Many of the iron gates that protected the mansions had been broken by firefighters who had to go to the slopes. below. Some aisles were covered with splash of rose from the flame retardant that had been spilled by the aircraft.

Capt. Brian Ferreira, an Oakland firefighter, had helped clean up a hill near a cellar owned by media mogul Rupert Murdoch. While small parcels of the hill and wine storage had suffered some damage, most of the vineyards looked good, he said.

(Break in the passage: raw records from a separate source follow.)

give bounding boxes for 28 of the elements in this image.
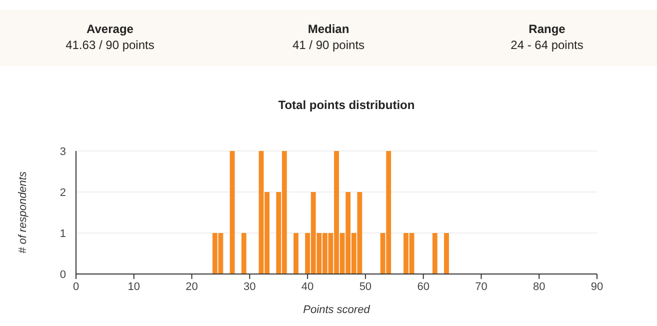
y-tick-label: 0 — [60, 268, 66, 281]
x-tick-label: 50 — [359, 281, 372, 293]
x-axis-title: Points scored — [303, 304, 371, 316]
x-tick-label: 10 — [128, 281, 140, 293]
x-tick-label: 80 — [532, 281, 546, 293]
bar — [444, 233, 449, 274]
text: Average — [86, 22, 134, 36]
x-tick-label: 20 — [186, 281, 198, 293]
bar — [432, 233, 438, 274]
y-tick-label: 2 — [60, 186, 66, 199]
x-tick-label: 0 — [72, 281, 80, 293]
bar — [241, 233, 246, 274]
y-axis-title: # of respondents — [17, 171, 29, 254]
bar — [230, 151, 235, 274]
x-tick-label: 70 — [475, 281, 488, 293]
y-tick-label: 1 — [60, 228, 66, 240]
chart-title: Total points distribution — [278, 98, 415, 112]
x-tick-label: 40 — [301, 281, 314, 293]
x-tick-label: 30 — [244, 281, 256, 293]
text: 24 - 64 points — [510, 38, 584, 52]
bar — [294, 233, 298, 274]
x-tick-label: 60 — [417, 281, 430, 293]
text: 41 / 90 points — [292, 38, 365, 52]
y-tick-label: 3 — [60, 146, 66, 158]
text: Range — [528, 22, 566, 36]
x-tick-label: 90 — [590, 281, 604, 293]
text: 41.63 / 90 points — [66, 38, 154, 52]
text: Median — [308, 22, 350, 36]
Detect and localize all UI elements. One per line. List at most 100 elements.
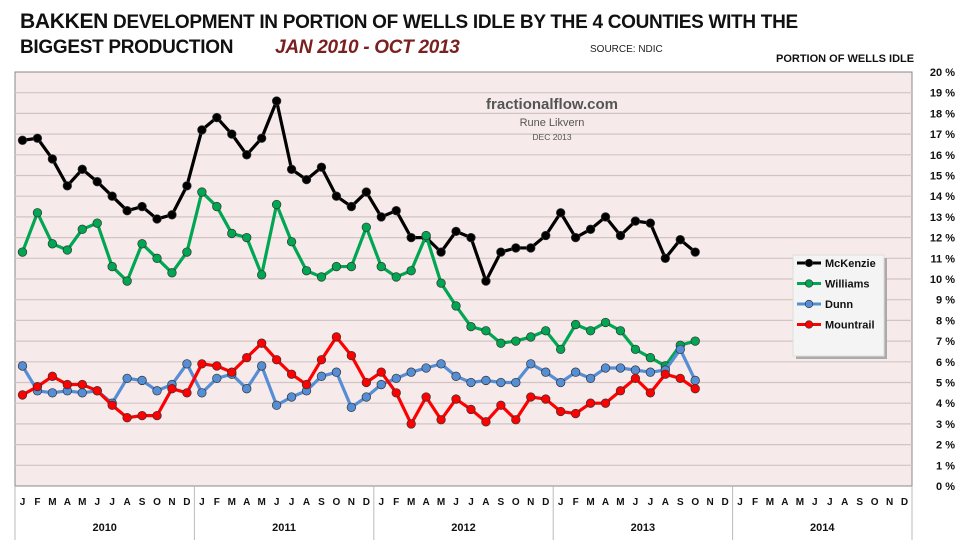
data-point — [421, 230, 431, 241]
data-point — [32, 208, 43, 218]
data-point — [511, 243, 521, 253]
data-point — [511, 377, 521, 388]
gridlines — [15, 92, 912, 466]
x-tick-label: J — [199, 497, 205, 508]
x-tick-label: J — [453, 497, 459, 508]
y-tick-label: 2 % — [936, 440, 955, 452]
data-point — [570, 367, 581, 377]
data-point — [466, 232, 476, 243]
data-point — [152, 386, 162, 396]
data-point — [122, 373, 132, 384]
data-point — [271, 400, 282, 410]
year-label: 2014 — [810, 522, 835, 534]
x-tick-label: J — [468, 497, 474, 508]
y-tick-label: 6 % — [936, 357, 955, 369]
x-tick-label: A — [124, 497, 131, 508]
data-point — [152, 253, 162, 263]
data-point — [62, 181, 72, 191]
chart-title-line1: BAKKEN DEVELOPMENT IN PORTION OF WELLS I… — [20, 10, 798, 34]
year-label: 2012 — [451, 522, 475, 534]
data-point — [556, 377, 566, 388]
data-point — [600, 317, 611, 328]
data-point — [391, 373, 401, 384]
legend-swatch-marker — [804, 320, 814, 329]
data-point — [286, 164, 297, 174]
x-tick-label: A — [482, 497, 489, 508]
data-point — [212, 201, 222, 212]
x-tick-label: N — [168, 497, 175, 508]
y-tick-label: 16 % — [930, 150, 955, 162]
legend-swatch-marker — [804, 279, 814, 288]
data-point — [660, 253, 670, 263]
series-mountrail — [17, 332, 700, 429]
x-tick-label: D — [901, 497, 908, 508]
data-point — [346, 201, 357, 212]
data-point — [421, 392, 431, 402]
data-point — [526, 332, 536, 342]
legend-swatch-marker — [804, 258, 814, 268]
legend: McKenzie Williams Dunn Mountrail — [792, 254, 887, 359]
data-point — [32, 381, 43, 392]
x-tick-label: M — [437, 497, 445, 508]
data-point — [556, 208, 566, 218]
series-line — [21, 347, 697, 409]
data-point — [511, 336, 521, 346]
data-point — [541, 326, 551, 336]
x-tick-label: J — [648, 497, 654, 508]
data-point — [286, 237, 297, 247]
y-tick-label: 10 % — [930, 274, 955, 286]
x-tick-label: S — [318, 497, 325, 508]
data-point — [570, 232, 581, 243]
data-point — [556, 344, 566, 355]
series-dunn — [17, 344, 700, 412]
x-tick-label: D — [363, 497, 370, 508]
year-label: 2013 — [631, 522, 655, 534]
data-point — [615, 326, 626, 336]
legend-box — [792, 254, 885, 357]
data-point — [316, 371, 327, 381]
y-tick-label: 13 % — [930, 212, 955, 224]
data-point — [47, 371, 58, 381]
x-tick-label: F — [573, 497, 579, 508]
data-point — [481, 417, 491, 427]
data-point — [77, 164, 87, 174]
data-point — [361, 222, 371, 232]
y-tick-label: 12 % — [930, 233, 955, 245]
data-point — [585, 398, 596, 408]
legend-item-mckenzie: McKenzie — [797, 258, 876, 270]
data-point — [77, 379, 87, 390]
x-tick-label: J — [289, 497, 295, 508]
data-point — [361, 377, 371, 388]
data-point — [436, 359, 446, 369]
x-tick-label: J — [274, 497, 280, 508]
data-point — [585, 224, 596, 234]
source-label: SOURCE: NDIC — [590, 44, 663, 55]
x-tick-label: N — [527, 497, 534, 508]
x-tick-label: A — [423, 497, 430, 508]
x-tick-label: A — [243, 497, 250, 508]
y-axis-ticks: 0 % 1 % 2 % 3 % 4 % 5 % 6 % 7 % 8 % 9 % 10 % 11 % 12… — [930, 67, 955, 493]
data-point — [600, 363, 611, 373]
data-point — [436, 415, 446, 425]
data-point — [242, 353, 252, 363]
data-point — [526, 243, 536, 253]
title-rest: DEVELOPMENT IN PORTION OF WELLS IDLE BY … — [108, 12, 798, 33]
data-point — [481, 276, 491, 286]
legend-item-williams: Williams — [797, 279, 870, 291]
data-point — [630, 344, 641, 355]
data-point — [77, 388, 87, 398]
data-point — [451, 226, 461, 237]
data-point — [496, 400, 506, 410]
y-tick-label: 1 % — [936, 460, 955, 472]
data-point — [122, 413, 132, 423]
data-point — [301, 379, 312, 390]
data-point — [182, 359, 192, 369]
data-point — [451, 301, 461, 311]
x-tick-label: J — [633, 497, 639, 508]
data-point — [17, 247, 28, 257]
data-point — [301, 174, 312, 185]
data-point — [92, 177, 102, 187]
y-tick-label: 5 % — [936, 378, 955, 390]
watermark-site: fractionalflow.com — [486, 96, 618, 113]
y-tick-label: 7 % — [936, 336, 955, 348]
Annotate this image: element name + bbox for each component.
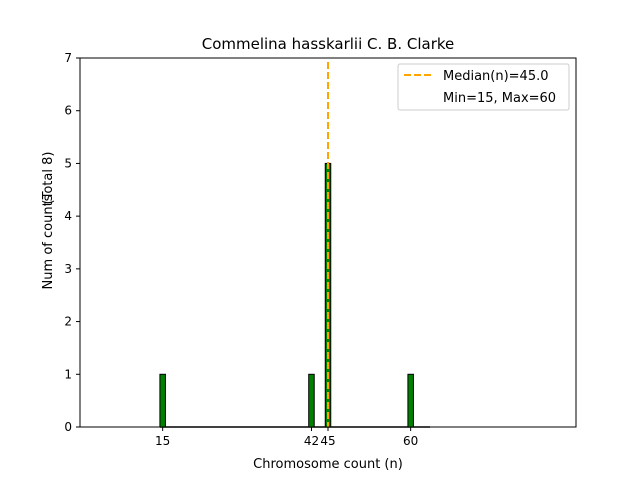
y-tick-label: 3 xyxy=(64,262,72,276)
chart-title: Commelina hasskarlii C. B. Clarke xyxy=(202,35,455,53)
y-tick-label: 0 xyxy=(64,420,72,434)
histogram-bar xyxy=(407,373,414,428)
x-tick-label: 15 xyxy=(155,434,170,448)
x-tick-label: 42 xyxy=(304,434,319,448)
x-axis-label: Chromosome count (n) xyxy=(253,457,403,472)
y-tick-label: 7 xyxy=(64,51,72,65)
y-tick-label: 2 xyxy=(64,315,72,329)
histogram-bar xyxy=(159,373,166,428)
y-axis-label: Num of counts xyxy=(41,194,56,289)
legend-box xyxy=(397,63,570,111)
axes-frame xyxy=(79,57,577,428)
y-tick-label: 4 xyxy=(64,209,72,223)
x-tick-label: 45 xyxy=(320,434,335,448)
legend-minmax-label: Min=15, Max=60 xyxy=(443,91,556,106)
y-tick-label: 5 xyxy=(64,156,72,170)
histogram-bar xyxy=(308,373,315,428)
y-tick-label: 6 xyxy=(64,104,72,118)
y-axis-total-label: (Total 8) xyxy=(41,152,56,205)
y-tick-label: 1 xyxy=(64,367,72,381)
legend-median-label: Median(n)=45.0 xyxy=(443,69,549,84)
legend: Median(n)=45.0 Min=15, Max=60 xyxy=(397,63,570,111)
x-tick-label: 60 xyxy=(403,434,418,448)
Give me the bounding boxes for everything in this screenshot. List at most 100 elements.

"Rupert will be happy to hear that, he has paid a lot of money for this property," said Hugh Siegman, 71, who lives just above the cellar

Reporters Take on a New Role

Flames ravaged Los Angeles stars in a multi-fire urban battle that could compete with a disaster film plot from a studio. Hollywood, their profession, set aside in the era of applications and integrated navigation, is stimulated by what technology still does not have: human judgment

Journalists have spent days navigating at home and protecting them with tips beyond turning bends.When a road may appear open on an electronic map, it can actually be under the control of A miasma of smoke too painful to breathe.A side street may seem convenient cable, but just out of sight, a fire could fall on the ground.